Great. Totally fair. Thank you for that. Lastly, can you elaborate on the favorable channel mix shift impact you've seen? How sustainable do you view some of the margin gains occurring now, and what do you think is most likely to stick?

Speaker 5

Hey Peter, this is Scott. I can address that. In the U.S. and Canadian consumer businesses, we’re seeing volume shift toward customers and retail partners that are more profitable from a supply perspective, thanks to increased volume. Some of the more challenged retailers have been forced to close their doors permanently, leading to a scenario where some of those customers had higher costs associated with doing business. We believe that the growth we’re experiencing and our varied assortment across brands and value propositions will allow us to maintain our gross margins moving forward.

Speaker 4

Okay, all right. Great. Thanks a lot, guys.
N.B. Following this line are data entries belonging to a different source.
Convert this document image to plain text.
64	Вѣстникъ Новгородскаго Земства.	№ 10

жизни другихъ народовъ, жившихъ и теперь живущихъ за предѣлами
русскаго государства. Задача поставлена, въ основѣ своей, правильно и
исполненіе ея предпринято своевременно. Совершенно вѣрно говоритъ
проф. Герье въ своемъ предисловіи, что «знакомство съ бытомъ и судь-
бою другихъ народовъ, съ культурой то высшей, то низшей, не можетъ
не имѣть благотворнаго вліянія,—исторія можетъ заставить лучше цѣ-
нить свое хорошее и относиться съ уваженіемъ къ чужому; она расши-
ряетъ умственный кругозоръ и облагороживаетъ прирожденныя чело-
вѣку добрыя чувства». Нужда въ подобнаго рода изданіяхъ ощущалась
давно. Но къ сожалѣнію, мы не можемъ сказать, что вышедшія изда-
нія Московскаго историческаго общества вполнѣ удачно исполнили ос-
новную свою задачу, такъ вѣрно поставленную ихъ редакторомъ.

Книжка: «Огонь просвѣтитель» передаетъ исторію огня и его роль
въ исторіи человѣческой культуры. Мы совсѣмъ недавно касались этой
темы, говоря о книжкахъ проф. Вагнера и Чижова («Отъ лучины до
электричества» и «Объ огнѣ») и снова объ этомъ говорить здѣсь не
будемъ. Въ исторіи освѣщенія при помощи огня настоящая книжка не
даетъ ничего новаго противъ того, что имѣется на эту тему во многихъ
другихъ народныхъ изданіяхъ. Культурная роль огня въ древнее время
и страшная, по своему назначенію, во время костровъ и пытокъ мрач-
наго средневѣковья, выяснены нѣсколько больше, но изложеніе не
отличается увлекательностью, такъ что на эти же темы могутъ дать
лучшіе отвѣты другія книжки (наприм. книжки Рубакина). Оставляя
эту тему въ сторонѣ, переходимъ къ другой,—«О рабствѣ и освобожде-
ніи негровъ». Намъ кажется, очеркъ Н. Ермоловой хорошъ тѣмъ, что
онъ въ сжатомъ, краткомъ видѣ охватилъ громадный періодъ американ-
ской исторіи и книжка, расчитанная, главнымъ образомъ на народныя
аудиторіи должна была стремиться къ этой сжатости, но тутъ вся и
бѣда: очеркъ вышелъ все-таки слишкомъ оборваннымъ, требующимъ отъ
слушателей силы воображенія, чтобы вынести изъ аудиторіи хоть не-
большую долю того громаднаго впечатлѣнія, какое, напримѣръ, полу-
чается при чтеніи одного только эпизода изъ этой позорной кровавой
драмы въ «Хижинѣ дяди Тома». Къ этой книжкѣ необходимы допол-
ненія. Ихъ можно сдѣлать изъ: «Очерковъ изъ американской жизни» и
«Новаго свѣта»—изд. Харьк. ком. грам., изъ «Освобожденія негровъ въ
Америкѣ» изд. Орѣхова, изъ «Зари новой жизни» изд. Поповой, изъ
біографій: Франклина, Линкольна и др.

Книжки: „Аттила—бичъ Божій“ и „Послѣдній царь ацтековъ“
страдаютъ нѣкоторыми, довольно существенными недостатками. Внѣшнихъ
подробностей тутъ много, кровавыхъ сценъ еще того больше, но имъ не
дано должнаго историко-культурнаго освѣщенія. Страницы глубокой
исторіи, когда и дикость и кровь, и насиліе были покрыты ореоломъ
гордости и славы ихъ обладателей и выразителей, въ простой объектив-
Best of luck, and we’ll stay in touch.

Speaker 2

Thank you.

Thank you.

Operator

There are no further questions at this time. I will now hand the call back to our CEO, Mr. Trepp, for his closing remarks.

Speaker 2

Thank you. I'd like to close today by recapping the many factors that give us confidence in our ability to continue to successfully navigate this extraordinary situation. Demand for small appliances in the U.S. and Canada remains strong. Our leading portfolio of iconic consumer brands ranges from value to luxury and covers over 50 categories. Our line reviews for the holiday selling season are going well, and we have maintained and gained product placements, including for many new products. We possess strong capabilities in a rapidly growing e-commerce channel. We are managing discretionary expenses and have demonstrated effective working capital management, resulting in significantly increased cash flow and reduced debt. Over more than a century, our company has faced and overcome many challenges. Although we have not dealt with this pandemic before, we are fortunate to have experienced leaders who have managed through challenging situations in the past, including severe economic downturns. Each challenge has made us a stronger company. We expect to emerge stronger this time as well. This crisis has clearly demonstrated the strength of our global team. We appreciate our employees' commitment to supporting our customers while also working diligently to keep themselves and others safe. We remain committed to the safety and well-being of our employees while meeting the needs of our customers and consumers as we work together to keep our organization strong and agile. Thank you again for your time on our call today.

Operator

Ladies and gentlemen, this concludes today's conference call. Thank you for participating. You may now disconnect.